Furthermore, changes in medical management can impact medical resource use over time, which are not reflected in this CEM. Non-availability of absolute effectiveness levels for the different vaccines in matched and mismatched years can also be considered as a limitation for this study because the same relative effectiveness leads to different absolute differences depending on the baseline effectiveness value.

Conclusion

This study suggests that influenza vaccination with QIVc is cost-effective compared with QIVe in Germany. From a societal perspective, the introduction of QIVc can help in avoiding a significant number of influenza cases and complications while generating cost savings (dominant strategy).

Transparency

Declarations of funding

This work was funded by Seqirus Inc.

Declaration of financial/other interests

RC, LG, and ML are full-time employees of IQVIA. IQVIA received consulting fees from Seqirus for the development of the cost-effectiveness model. ME is a shareholder of Epimos GmbH, which has received funding from Seqirus to complete the work disclosed here as well as consultancy from other pharmaceutical companies. MS is a shareholder of ExploSYS GmbH, which has received funding from Epimos GmbH to complete the work disclosed here. SR and JFM-Q are employees of Seqirus and shareholders of CSL Limited.
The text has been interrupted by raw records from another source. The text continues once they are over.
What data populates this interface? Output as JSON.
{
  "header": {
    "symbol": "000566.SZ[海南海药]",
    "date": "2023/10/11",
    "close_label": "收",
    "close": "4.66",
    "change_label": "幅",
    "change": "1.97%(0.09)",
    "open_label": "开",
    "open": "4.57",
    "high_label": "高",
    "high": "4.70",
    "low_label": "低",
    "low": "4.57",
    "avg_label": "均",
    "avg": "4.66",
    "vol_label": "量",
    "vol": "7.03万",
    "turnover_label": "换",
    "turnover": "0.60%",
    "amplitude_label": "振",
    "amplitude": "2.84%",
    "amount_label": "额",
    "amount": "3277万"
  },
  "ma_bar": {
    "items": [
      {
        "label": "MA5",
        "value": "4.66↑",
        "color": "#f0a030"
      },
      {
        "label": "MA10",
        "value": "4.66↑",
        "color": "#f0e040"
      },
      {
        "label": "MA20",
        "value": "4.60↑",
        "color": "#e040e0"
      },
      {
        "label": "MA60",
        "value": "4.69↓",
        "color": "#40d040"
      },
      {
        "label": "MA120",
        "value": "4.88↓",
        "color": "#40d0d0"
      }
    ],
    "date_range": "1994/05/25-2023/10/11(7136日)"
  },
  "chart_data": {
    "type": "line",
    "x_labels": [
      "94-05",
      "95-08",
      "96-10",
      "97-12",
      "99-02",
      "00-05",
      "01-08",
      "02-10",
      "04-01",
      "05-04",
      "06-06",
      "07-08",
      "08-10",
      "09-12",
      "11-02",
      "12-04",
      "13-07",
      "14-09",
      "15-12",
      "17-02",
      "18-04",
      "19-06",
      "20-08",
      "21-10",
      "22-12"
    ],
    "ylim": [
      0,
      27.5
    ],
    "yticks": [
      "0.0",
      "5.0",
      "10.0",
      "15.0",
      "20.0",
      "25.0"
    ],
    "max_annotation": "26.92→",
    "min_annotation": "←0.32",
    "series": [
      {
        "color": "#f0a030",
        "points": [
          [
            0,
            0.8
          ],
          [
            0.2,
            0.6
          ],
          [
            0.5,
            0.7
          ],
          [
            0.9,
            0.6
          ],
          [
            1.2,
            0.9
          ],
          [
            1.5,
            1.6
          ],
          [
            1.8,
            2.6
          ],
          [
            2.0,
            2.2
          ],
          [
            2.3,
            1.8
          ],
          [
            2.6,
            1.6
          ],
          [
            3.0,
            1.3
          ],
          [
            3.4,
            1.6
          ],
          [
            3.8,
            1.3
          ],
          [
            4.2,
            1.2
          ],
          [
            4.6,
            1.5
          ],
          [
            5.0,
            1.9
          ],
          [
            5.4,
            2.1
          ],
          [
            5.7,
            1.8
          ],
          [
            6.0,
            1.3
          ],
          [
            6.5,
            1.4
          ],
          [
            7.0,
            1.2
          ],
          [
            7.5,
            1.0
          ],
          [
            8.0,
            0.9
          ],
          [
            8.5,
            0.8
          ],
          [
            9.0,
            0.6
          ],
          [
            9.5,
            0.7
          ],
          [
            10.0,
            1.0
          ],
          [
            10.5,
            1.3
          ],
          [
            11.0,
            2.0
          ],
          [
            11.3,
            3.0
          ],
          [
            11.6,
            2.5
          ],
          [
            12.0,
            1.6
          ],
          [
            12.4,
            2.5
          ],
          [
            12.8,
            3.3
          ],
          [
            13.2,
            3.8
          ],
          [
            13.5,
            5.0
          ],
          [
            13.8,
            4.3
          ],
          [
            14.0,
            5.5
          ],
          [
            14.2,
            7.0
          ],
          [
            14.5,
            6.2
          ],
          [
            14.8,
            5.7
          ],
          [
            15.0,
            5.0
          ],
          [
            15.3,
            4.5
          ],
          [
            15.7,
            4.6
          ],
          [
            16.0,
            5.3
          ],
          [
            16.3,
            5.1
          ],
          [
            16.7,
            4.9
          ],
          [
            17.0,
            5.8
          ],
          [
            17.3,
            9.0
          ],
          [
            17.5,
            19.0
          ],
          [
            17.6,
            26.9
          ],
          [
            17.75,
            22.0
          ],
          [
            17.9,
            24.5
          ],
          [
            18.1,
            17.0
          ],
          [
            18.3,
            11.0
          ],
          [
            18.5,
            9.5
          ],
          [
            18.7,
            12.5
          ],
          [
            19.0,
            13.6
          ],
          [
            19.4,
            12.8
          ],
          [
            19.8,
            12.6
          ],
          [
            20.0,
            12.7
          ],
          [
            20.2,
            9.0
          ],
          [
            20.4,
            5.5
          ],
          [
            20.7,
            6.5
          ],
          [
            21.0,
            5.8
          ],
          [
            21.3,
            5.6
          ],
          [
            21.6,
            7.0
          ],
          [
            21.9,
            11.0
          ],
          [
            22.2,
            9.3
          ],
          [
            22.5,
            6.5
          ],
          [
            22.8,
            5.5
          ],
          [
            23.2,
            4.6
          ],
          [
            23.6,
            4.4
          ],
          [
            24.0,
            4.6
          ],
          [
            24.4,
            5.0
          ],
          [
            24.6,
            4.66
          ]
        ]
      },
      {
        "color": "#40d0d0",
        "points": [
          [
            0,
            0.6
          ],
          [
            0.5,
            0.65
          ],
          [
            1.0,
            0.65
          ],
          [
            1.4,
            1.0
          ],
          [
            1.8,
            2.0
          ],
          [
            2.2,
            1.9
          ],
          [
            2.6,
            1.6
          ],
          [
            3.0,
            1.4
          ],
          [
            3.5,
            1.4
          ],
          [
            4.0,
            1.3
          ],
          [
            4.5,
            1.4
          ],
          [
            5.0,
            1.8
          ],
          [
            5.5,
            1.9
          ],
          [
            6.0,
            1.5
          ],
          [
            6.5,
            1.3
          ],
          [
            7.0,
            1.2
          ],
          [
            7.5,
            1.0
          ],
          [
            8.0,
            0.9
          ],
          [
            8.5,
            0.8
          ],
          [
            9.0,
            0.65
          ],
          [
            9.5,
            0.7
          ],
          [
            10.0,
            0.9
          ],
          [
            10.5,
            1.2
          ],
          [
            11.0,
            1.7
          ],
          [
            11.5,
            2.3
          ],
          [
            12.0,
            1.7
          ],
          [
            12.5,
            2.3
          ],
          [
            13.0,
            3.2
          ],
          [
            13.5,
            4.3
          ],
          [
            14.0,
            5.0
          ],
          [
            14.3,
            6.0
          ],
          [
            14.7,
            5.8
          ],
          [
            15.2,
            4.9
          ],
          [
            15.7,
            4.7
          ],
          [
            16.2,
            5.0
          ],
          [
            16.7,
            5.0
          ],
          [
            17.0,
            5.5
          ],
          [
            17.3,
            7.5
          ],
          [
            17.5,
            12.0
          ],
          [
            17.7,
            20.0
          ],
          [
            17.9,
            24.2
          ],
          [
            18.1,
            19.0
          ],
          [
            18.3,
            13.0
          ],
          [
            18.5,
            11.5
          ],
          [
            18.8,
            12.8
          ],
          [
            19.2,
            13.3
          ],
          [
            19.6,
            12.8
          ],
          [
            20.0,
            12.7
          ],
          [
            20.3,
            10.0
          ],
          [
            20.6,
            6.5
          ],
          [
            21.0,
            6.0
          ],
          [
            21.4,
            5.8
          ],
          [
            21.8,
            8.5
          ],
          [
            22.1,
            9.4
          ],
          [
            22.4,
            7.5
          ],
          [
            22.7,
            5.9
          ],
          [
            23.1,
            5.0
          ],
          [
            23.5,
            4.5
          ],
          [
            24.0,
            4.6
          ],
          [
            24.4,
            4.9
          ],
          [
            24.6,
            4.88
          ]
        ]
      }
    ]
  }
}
JME peer reviewers on this manuscript have no relevant financial or other relationships to disclose.

Previous presentations

Results were presented as a poster at the Virtual European Ispor Conference 2020. Cai R, Eichner M, Schwehm M, Rajaram S, Mould-Quevedo J, Lamotte M. Cost-effectiveness of the CELL-based quadrivalent versus the standard egg-based quadrivalent influenza vaccine in Germany. Results of a dynamic transmission modeling approach. ISPOR Europe 2020 Virtual conference, Milano, November 16–19, Abstract ID# 105463.

Acknowledgements

Chandresh Kumar and Paranjoy Saharia are employees of IQVIA India, who have provided writing support for this manuscript.